SpaceX hit an unexpected roadblock on its journey to launch the world’s most powerful rocket. The aerospace company has spent months preparing the Falcon Heavy for its maiden voyage into space, but the government shutdown has put things on hold.
The final step before takeoff is to run a static fire test of its 27 Merlin engines in Cape Canaveral, Florida. The test was scheduled for Friday, then moved to Saturday, before being delayed indefinitely. SpaceX requires the assistance of the U.S. Air Force to run the test, but furloughed personnel at NASA and the 45th Space Wing means Elon Musk’s company will have to wait out the shutdown before launching. SpaceX relies on the Air Force to ensure the grounds are safe before it launches or tests rockets. We won’t know a firm date for the Falcon Heavy static fire until the government reopens.
The shutdown couldn’t have come at a worse time for SpaceX. The company had just carted its 3 million pound rocket to the Kennedy Space Center and placed it upright on its launchpad. SpaceX expected to finish testing at the start of January so it could send the rocket into space by the end of the month. But delays, and now the shutdown, will likely push the launch back to February.
“Due to the shutdown removing key members of the civilian workforce, the 45th Space Wing will not be able to support commercial static fires taking place on (Kennedy Space Center),” the 45th Wing told the Verge.
The United States government shut down on Friday after Republicans and Democrats were unable to reach an agreement over funding, specifically for the young immigrants who were part of the Deferred Action for Childhood Arrivals (DACA) program. The Senate is scheduled to vote at 1pm ET on Monday to end the shutdown and fund the government for three weeks, CNN reports. It’s unclear if enough Democrats will approve the plan or whether SpaceX can even test its rocket if they do.

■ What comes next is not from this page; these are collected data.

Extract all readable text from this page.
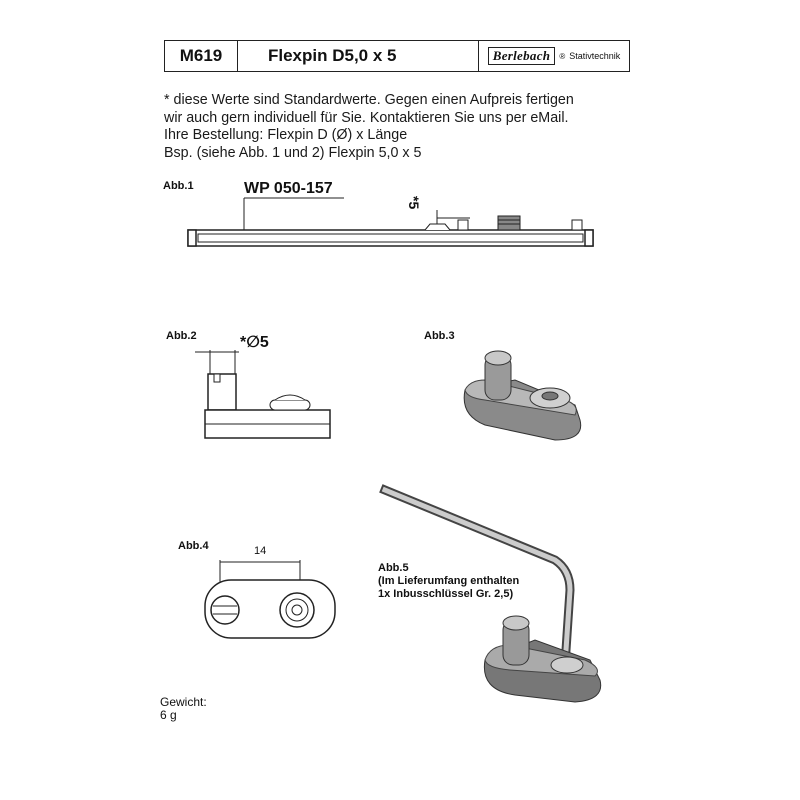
M619	Flexpin D5,0 x 5	Berlebach	® Stativtechnik
* diese Werte sind Standardwerte. Gegen einen Aufpreis fertigen
wir auch gern individuell für Sie. Kontaktieren Sie uns per eMail.
Ihre Bestellung: Flexpin D (Ø) x Länge
Bsp. (siehe Abb. 1 und 2) Flexpin 5,0 x 5
Abb.1	WP 050-157
*5
Abb.2	*∅5	Abb.3
Abb.4	14
Abb.5
(Im Lieferumfang enthalten
1x Inbusschlüssel Gr. 2,5)
Gewicht:
6 g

“This shutdown impacts SpaceX’s Falcon Heavy demonstration, which is critical for future [national security space] missions,” John Taylor, a SpaceX spokesperson, told the Verge.
The launch of the Falcon Heavy will represent a watershed moment in spaceflight history. Comprised of three Falcon 9 rockets strapped together, the Falcon Heavy is the most powerful operational rocket in the world by a factor of two, and, like its siblings, is recyclable.
Until the government can agree to a compromise, Elon Musk and his Midnight Cherry Roadster will need to wait patiently for their chance at making history.